One of the great tricks at an artist's disposal is sleight of hand to conceal the unexpected.

Lou Reed proved to be a master as he delivered his greatest hits on the back of a bill promising he would not be showing his wild side.

The audience was anticipating his reworkings of classic tales by Edgar Allen Poe, which, however innovative and worthy, is not exactly for the faint-hearted.

Instead, the father of US punk played classics such as Candy Says, How Do You Think It Feels? and the rarely-heard The Bed.

The audience didn't seem disappointed and some fans shouted out requests. "Should I play them all at once?" Reed answered drily.

The billing may explain why there were empty seats in the house and this was a pity because songs as mind-bending as Venus In Furs and Walk On the Wild Side deserve a full house.

But even in the context of this set of brilliant songs, The Raven - Reed's visceral revision of Poe's best-known work - is something of a showstopper.

All in black and gently rapping, this witty, terrifying and paranoid work gives Reed the scope to re-enter Velvet Underground territory by using music as an accompaniment to grim story-telling as in The Gift.

He is also the poet of New York's untouchables who sets gruesome snippets of conversation from society's fringes to music as demonstrated in Dirty Blvd and Perfect Day.

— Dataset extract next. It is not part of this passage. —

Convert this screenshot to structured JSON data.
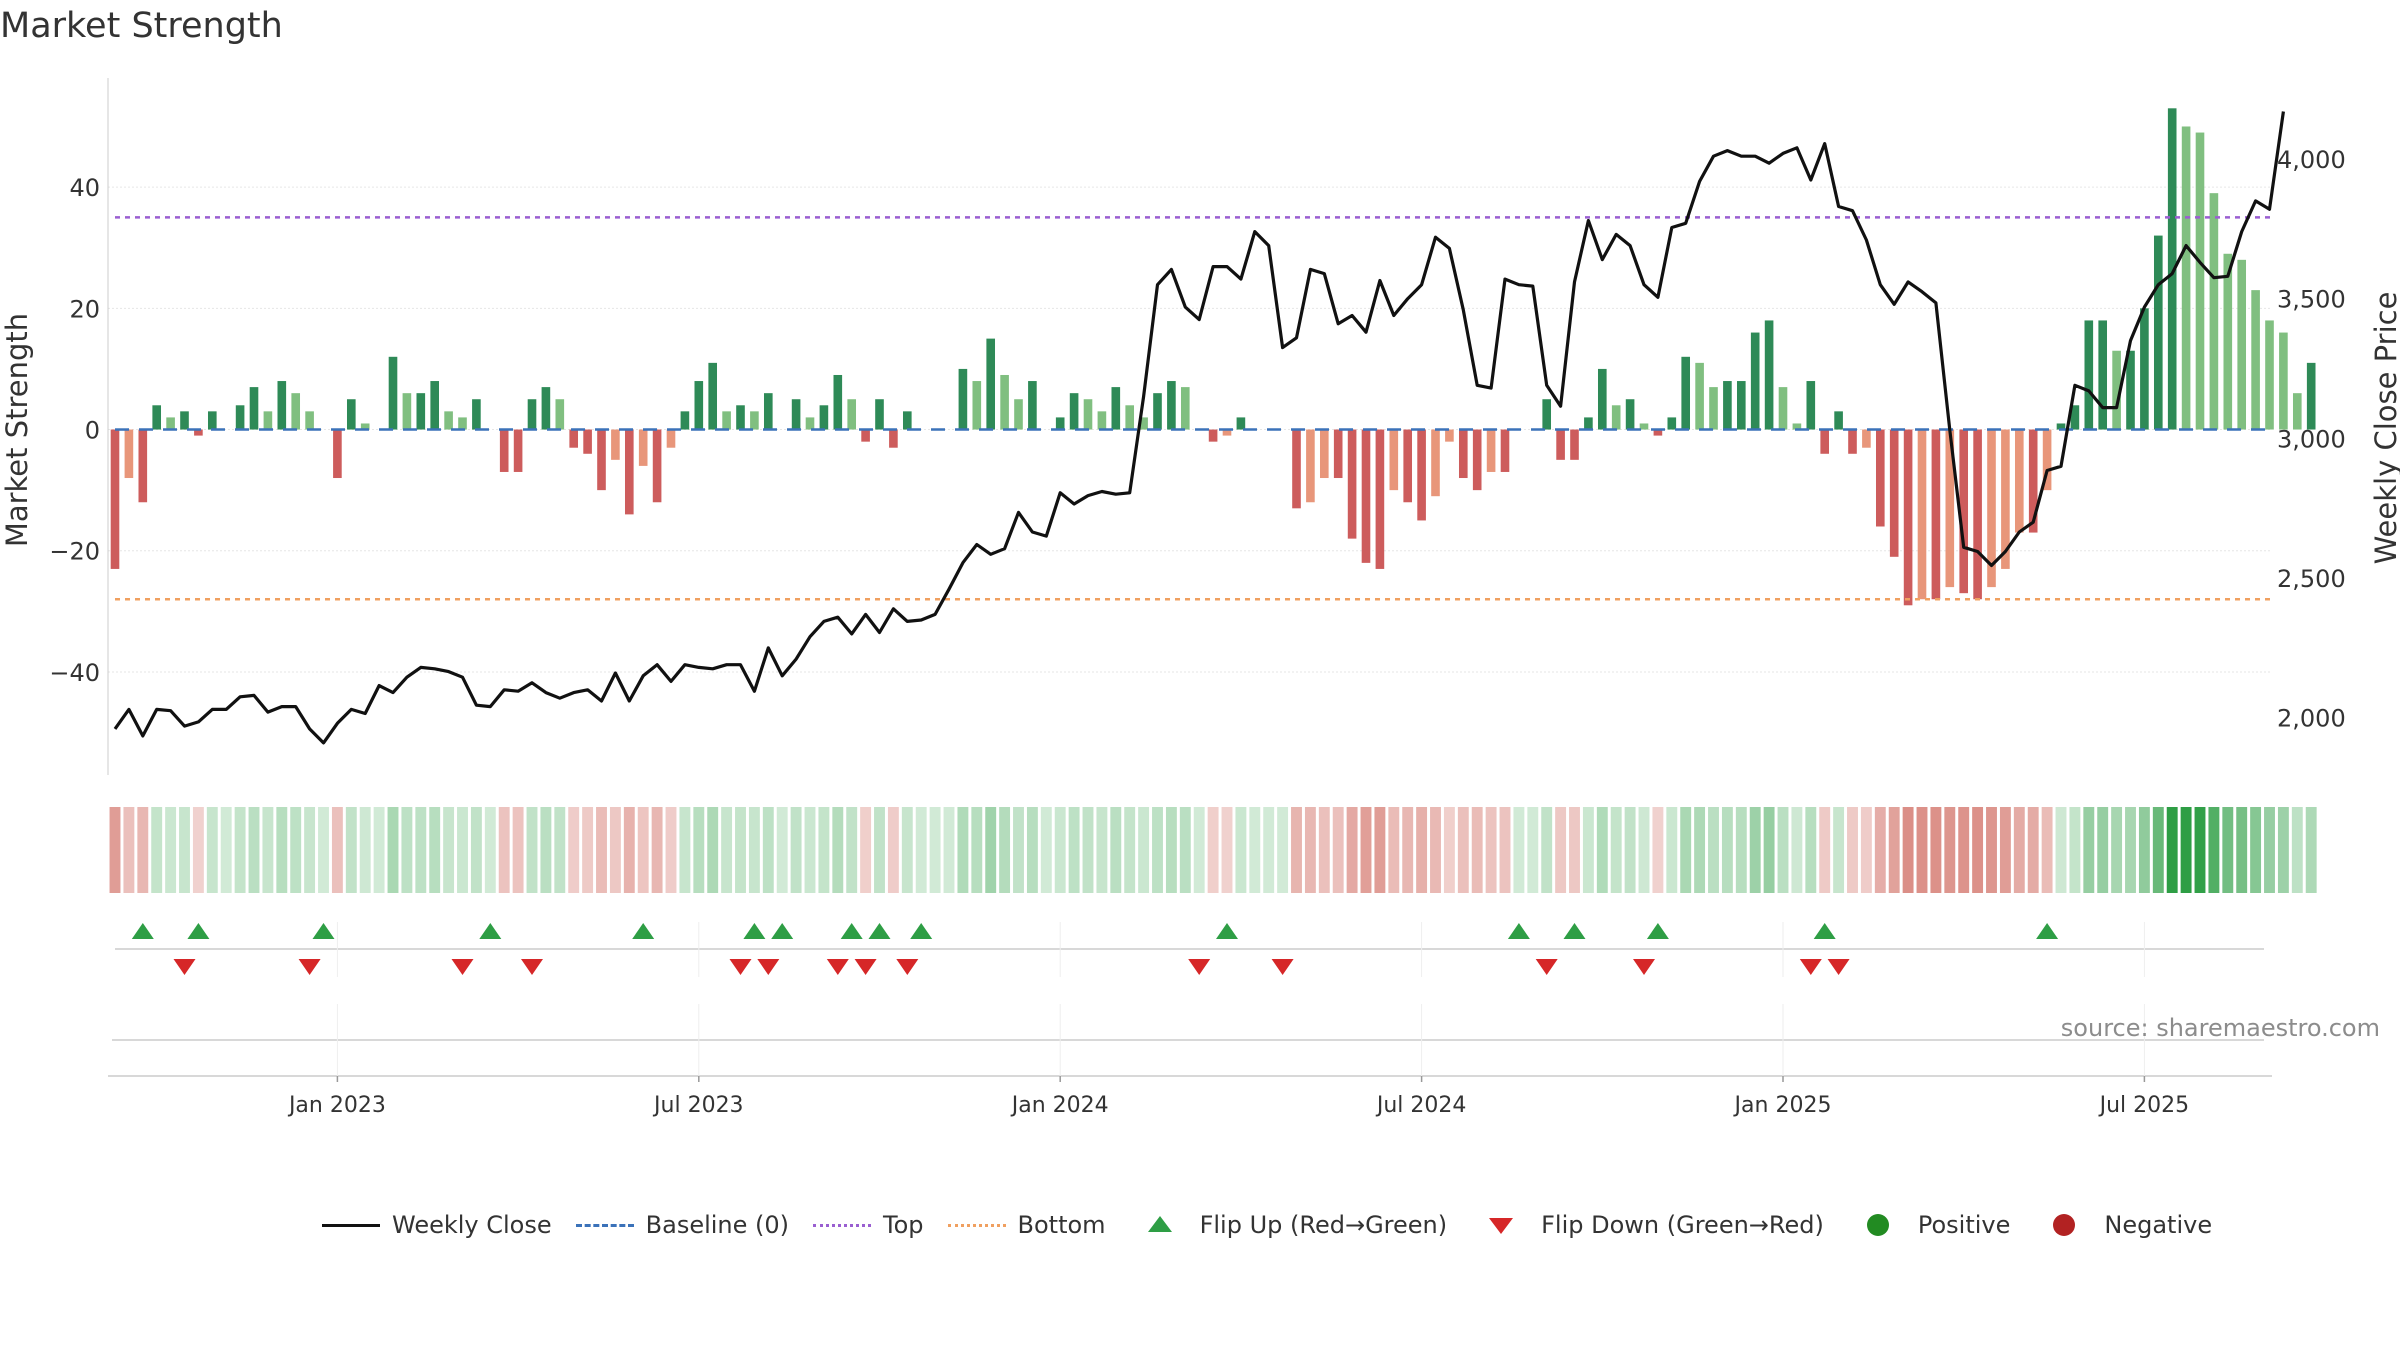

On several songs, Reed was accompanied by a Tai Chi master. Although fans of Channel 4's Banzai may have wanted to place a bet as to when he appeared, his liquid movements proved a hypnotic addition.

Reed's band, too, was out of the top drawer, in addition to singer Antony's androgynous vocal tremor, there was guitar and keyboard from Mike Rathke, cello from Jane Scarpantoni and the mercurial Fernando Saunders on everything else: Bass, drums, lead guitar and vocals.

This was the night Reed proved he is still full of surprises.